А мы с Андреем сидели на подоконнике, мы были центром всеобщего веселья, мы целовались между тостами — как всегда. Я сумела убедить себя — что как всегда. Что наша любовь продолжается. Что рядом со мной именно он, единственный, все время чудившийся мне в венской толпе… За две недели я прислала ему восемнадцать открыток. И видела его во сне, даже задремав в такси.
Народ и не думал еще расходиться, когда мы выскользнули в коридор. Что никого не удивило: Андрей всегда, по джентльменскому соглашению с моим отцом, доставлял меня домой не позже, чем к одиннадцати.
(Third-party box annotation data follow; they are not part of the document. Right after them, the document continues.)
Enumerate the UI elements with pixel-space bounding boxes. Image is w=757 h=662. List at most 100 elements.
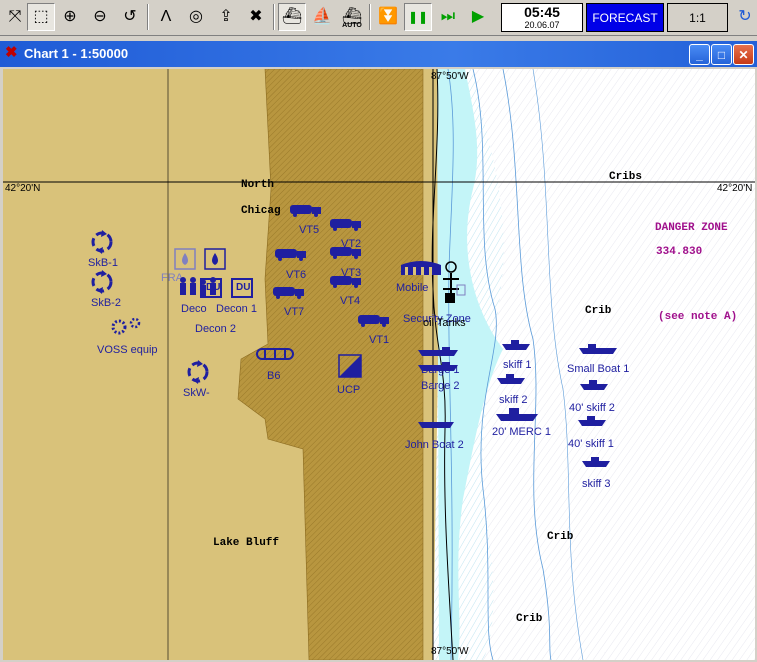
nautical-chart-map[interactable]: 87°50'W 87°50'W 42°20'N 42°20'N North Ch…	[3, 69, 755, 660]
vacuum-truck-icon[interactable]	[329, 245, 363, 259]
main-toolbar: ⤧ ⬚ ⊕ ⊖ ↺ Λ ◎ ⇪ ✖ ⛴ ⛵ ⛴ AUTO ⏬ ❚❚ ⏭ ▶ 05…	[0, 0, 757, 36]
asset-label-vt1: VT1	[369, 334, 390, 346]
asset-label-skiff40-1: 40' skiff 1	[568, 438, 614, 450]
security-zone-icon[interactable]	[429, 259, 469, 309]
skiff-icon[interactable]	[501, 339, 531, 351]
asset-label-oil-tanks: oil Tanks	[423, 317, 466, 329]
asset-label-small-boat: Small Boat 1	[567, 363, 630, 375]
minimize-button[interactable]: _	[689, 44, 710, 65]
vacuum-truck-icon[interactable]	[357, 313, 391, 327]
sky-boom-icon[interactable]	[185, 359, 211, 385]
skiff-icon[interactable]	[577, 415, 607, 427]
app-logo-icon: ✖	[5, 44, 18, 61]
asset-label-vt6: VT6	[286, 269, 307, 281]
clock-time: 05:45	[524, 4, 560, 20]
asset-label-skiff40-2: 40' skiff 2	[569, 402, 615, 414]
toolbar-separator	[369, 4, 371, 30]
window-title: Chart 1 - 1:50000	[24, 46, 129, 61]
asset-label-mobile: Mobile	[396, 282, 429, 294]
asset-label-john-boat: John Boat 2	[405, 439, 464, 451]
asset-label-skw: SkW-	[183, 387, 210, 399]
skiff-icon[interactable]	[578, 343, 618, 355]
simulation-clock[interactable]: 05:45 20.06.07	[501, 3, 583, 32]
asset-label-b6: B6	[267, 370, 281, 382]
clock-date: 20.06.07	[524, 20, 560, 30]
ship-icon[interactable]: ⛴	[278, 3, 306, 31]
asset-label-ucp: UCP	[337, 384, 361, 396]
asset-label-skiff1: skiff 1	[503, 359, 532, 371]
sky-boom-icon[interactable]	[89, 229, 115, 255]
asset-label-skb2: SkB-2	[91, 297, 121, 309]
decon-unit-badge: DU	[206, 282, 221, 293]
latitude-label-right: 42°20'N	[717, 183, 753, 194]
forecast-button[interactable]: FORECAST	[586, 3, 664, 32]
toolbar-separator	[273, 4, 275, 30]
asset-label-vt4: VT4	[340, 295, 361, 307]
asset-label-decon-a: Deco	[181, 303, 207, 315]
auto-label: AUTO	[342, 22, 362, 29]
vessel-icon[interactable]: ⛵	[308, 3, 336, 31]
place-crib-3: Crib	[516, 613, 543, 625]
place-chicago: Chicag	[241, 205, 281, 217]
target-icon[interactable]: ◎	[182, 3, 210, 31]
delete-map-icon[interactable]: ✖	[242, 3, 270, 31]
window-titlebar[interactable]: ✖ Chart 1 - 1:50000 _ □ ✕	[0, 41, 757, 67]
zoom-out-icon[interactable]: ⊖	[86, 3, 114, 31]
asset-label-skb1: SkB-1	[88, 257, 118, 269]
asset-label-barge2: Barge 2	[421, 380, 460, 392]
sky-boom-icon[interactable]	[89, 269, 115, 295]
danger-zone-note: (see note A)	[658, 311, 738, 323]
chart-background	[3, 69, 755, 660]
fast-forward-icon[interactable]: ⏭	[434, 3, 462, 31]
skiff-icon[interactable]	[496, 373, 526, 385]
gear-icon[interactable]	[108, 315, 144, 337]
move-icon[interactable]: ⤧	[1, 3, 29, 31]
play-icon[interactable]: ▶	[464, 3, 492, 31]
skiff-icon[interactable]	[495, 406, 539, 422]
asset-label-skiff3: skiff 3	[582, 478, 611, 490]
vacuum-truck-icon[interactable]	[272, 285, 306, 299]
maximize-button[interactable]: □	[711, 44, 732, 65]
command-post-icon[interactable]	[338, 354, 362, 378]
decon-unit-badge: DU	[236, 282, 251, 293]
auto-button[interactable]: ⛴ AUTO	[338, 3, 366, 31]
asset-label-vt5: VT5	[299, 224, 320, 236]
vacuum-truck-icon[interactable]	[329, 274, 363, 288]
danger-zone-number: 334.830	[656, 246, 703, 258]
latitude-label-left: 42°20'N	[5, 183, 41, 194]
boat-icon[interactable]	[416, 419, 456, 429]
close-button[interactable]: ✕	[733, 44, 754, 65]
skiff-icon[interactable]	[581, 456, 611, 468]
place-lake-bluff: Lake Bluff	[213, 537, 280, 549]
asset-label-decon2: Decon 2	[195, 323, 236, 335]
longitude-label-bottom: 87°50'W	[431, 646, 469, 657]
asset-label-decon1: Decon 1	[216, 303, 257, 315]
vacuum-truck-icon[interactable]	[274, 247, 308, 261]
undo-icon[interactable]: ↺	[116, 3, 144, 31]
barge-icon[interactable]	[416, 346, 460, 358]
asset-label-merc: 20' MERC 1	[492, 426, 551, 438]
barge-icon[interactable]	[416, 361, 460, 373]
export-icon[interactable]: ⇪	[212, 3, 240, 31]
select-icon[interactable]: ⬚	[27, 3, 55, 31]
speed-ratio-button[interactable]: 1:1	[667, 3, 728, 32]
zoom-in-icon[interactable]: ⊕	[56, 3, 84, 31]
boom-segment-icon[interactable]	[255, 347, 295, 361]
fire-response-icon[interactable]	[173, 247, 229, 271]
place-north: North	[241, 179, 275, 191]
download-icon[interactable]: ⏬	[374, 3, 402, 31]
vacuum-truck-icon[interactable]	[289, 203, 323, 217]
toolbar-separator	[147, 4, 149, 30]
asset-label-skiff2: skiff 2	[499, 394, 528, 406]
danger-zone-title: DANGER ZONE	[655, 222, 728, 234]
pause-icon[interactable]: ❚❚	[404, 3, 432, 31]
asset-label-vt7: VT7	[284, 306, 305, 318]
refresh-icon[interactable]: ↻	[731, 3, 757, 31]
place-cribs: Cribs	[609, 171, 643, 183]
asset-label-voss: VOSS equip	[97, 344, 158, 356]
skiff-icon[interactable]	[579, 379, 609, 391]
vacuum-truck-icon[interactable]	[329, 217, 363, 231]
compass-icon[interactable]: Λ	[152, 3, 180, 31]
longitude-label-top: 87°50'W	[431, 71, 469, 82]
place-crib-1: Crib	[585, 305, 612, 317]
Иногда потом возвращался назад. Ночевал в триста второй комнате, которую, будучи прописан в столице, каким-то образом оформил на себя; впрочем, в первый год в общежитии много мест пустовало. Он был тут совсем своим… он был своим везде.
А я — нет. Я действительно собиралась одеться и поехать домой. Я знала, что ни в коем случае нельзя оставаться. Нельзя — чтобы здесь… нельзя…
А под утро я проснулась рядом с абсолютно чужим человеком.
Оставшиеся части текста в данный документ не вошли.